一方UV-Aは皮膚のより深部(真皮)まで届き、コラーゲンやエラスチンを産生する線維芽細胞に影響をあたえたり、活性酸素が発生することにより蛋白・脂肪・DNAを変性させたりするため、しみ・しわ・くすみに強く関与しているといわれています。紫外線には殺菌作用やビタミンDの活性化などの有益な役割もありますが、皮膚にとってはなかなか手ごわい相手と言えるでしょう。
このような光老化を防ぐためには、紫外線を受ける機会を減らすことが必要です。その方法としては、大きく分けて帽子や日傘、長袖や長ズボンといった物理的な遮光と日焼け止めを用いた化学的な遮光の二つがあげられます。

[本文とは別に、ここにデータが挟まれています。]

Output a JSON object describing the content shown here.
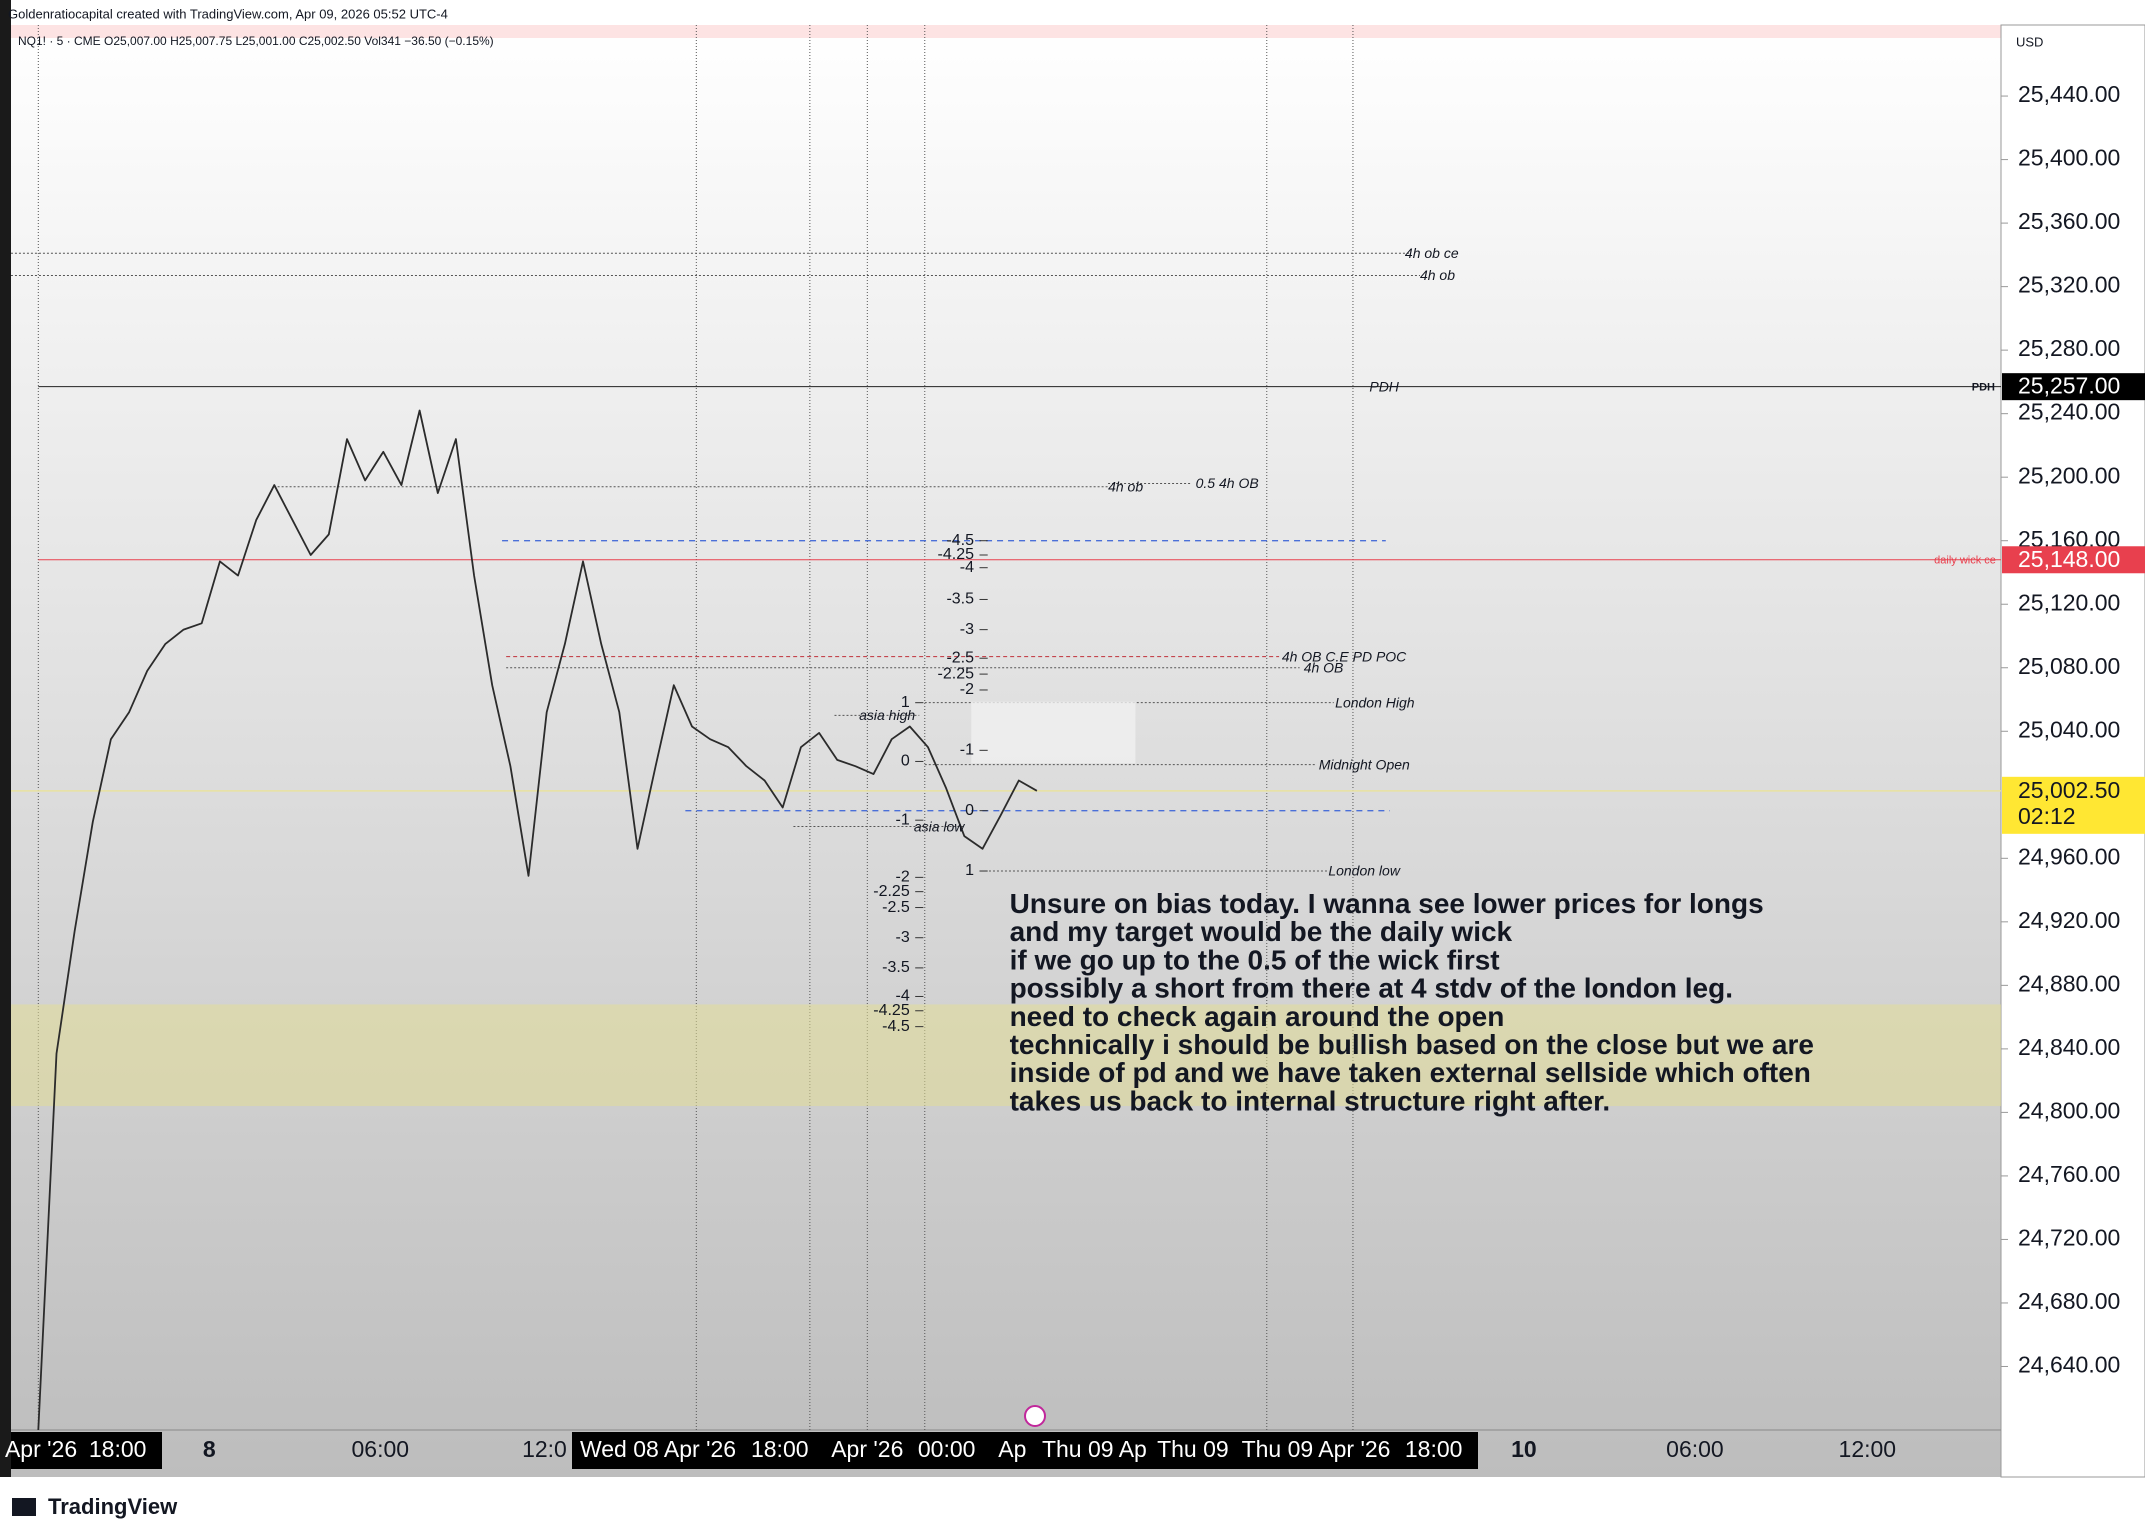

一般的に帽子や日傘は、紫外線を繊維の隙間から透過してしまう白色の物より、紫外線を吸収する黒い物の方が有効と言われていますが、熱がこもりやすく頭皮の蒸れや熱射病などに注意が必要です。一方、日焼け止めは外用するだけの、比較的簡便な遮光方法です。日焼け止めのパッケージにはSPFとPAという項目が記載してあり、いったいどのくらいの数値を選べばいいか迷われる方も多いでしょう。SPFはSun Protection Factorといい、UBVをどれだけブロックできるかを表します。SPFのあとに続く数値は、日焼け止めをつけずに日に当たったときに赤くなるまでの時間を何倍伸ばせるか、を示しています。つまり、30であれば30倍、50であれば50倍長く赤くなるまでの時間を稼ぐことが可能です。もう一つのPAはUVAの防止効果をあらわしており、+から++++までの4段階で表示されています。日常の通勤や外出にはSPF20~30、PA++を、レジャーやアウトドアにはSPF50、PA+++以上のものを使うのが一つの目安になります。しかし、日焼け止めを使用するうえで、もっとも大切なことは、十分な量の日焼け止めを塗ることと数時間ごとに塗りなおすことです。SPFやPAの数値をきちんと引き出すためには顔の場合パール2個分の日焼け止めが必要とされています。半分の量しか塗らない場合は、日焼け止めの効果は単純に半分になるのではなく、7分の1まで減少するというデータもあるほどです。一度にたくさん塗れない場合は2回にわけて重ね塗りするとよいでしょう。また、いくら強い日焼け止めを塗っても時間がたってしまうと、皮脂や汗で効果が薄れてしまいますので3時間おきに塗りなおすようにしましょう。
紫外線はお肌にとって手ごわい敵ですが、晴れた日にお出かけしたり、スポーツを楽しんだりすることは心身の健康にも必要とおもいます。
紫外線を極端に避けるのではなく、上手に遮光して太陽と上手につきあっていきたいですね。